[PATCH 02/13] ring-buffer: Introducing ring-buffer writer

From: Vincent Donnefort
Date: Wed Sep 11 2024 - 05:31:19 EST


A ring-buffer writer is an entity outside of the kernel (most likely a
firmware or a hypervisor) capable of writing events in a ring-buffer
following the same format as the tracefs ring-buffer.
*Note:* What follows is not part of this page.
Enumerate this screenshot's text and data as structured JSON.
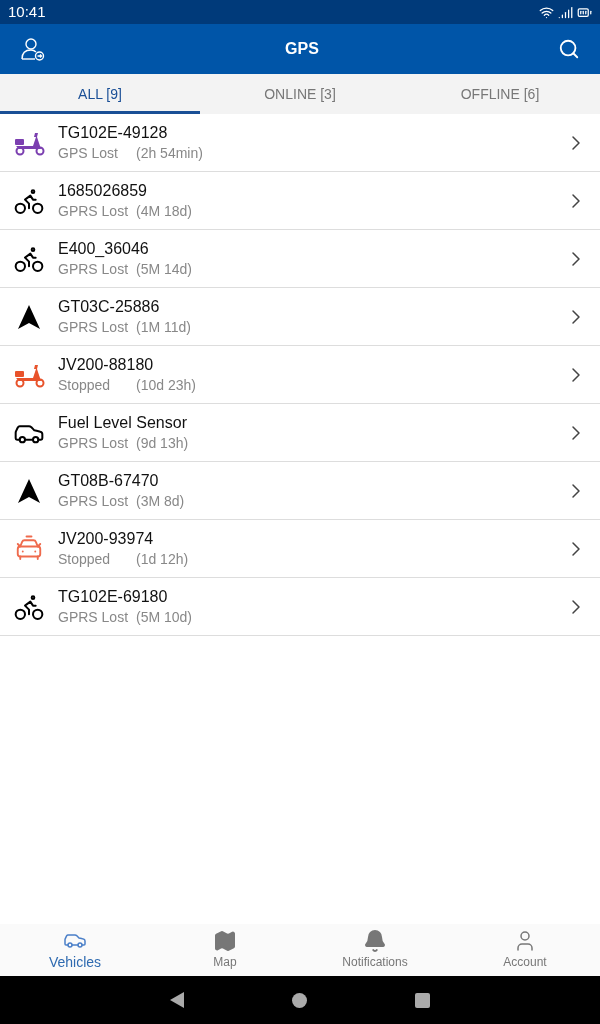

To setup the ring-buffer on the kernel side, a description of the pages
(struct trace_page_desc) is necessary. A callback (get_reader_page) must
also be provided. It is called whenever it is done reading the previous
reader page.

It is expected from the writer to keep the meta-page updated.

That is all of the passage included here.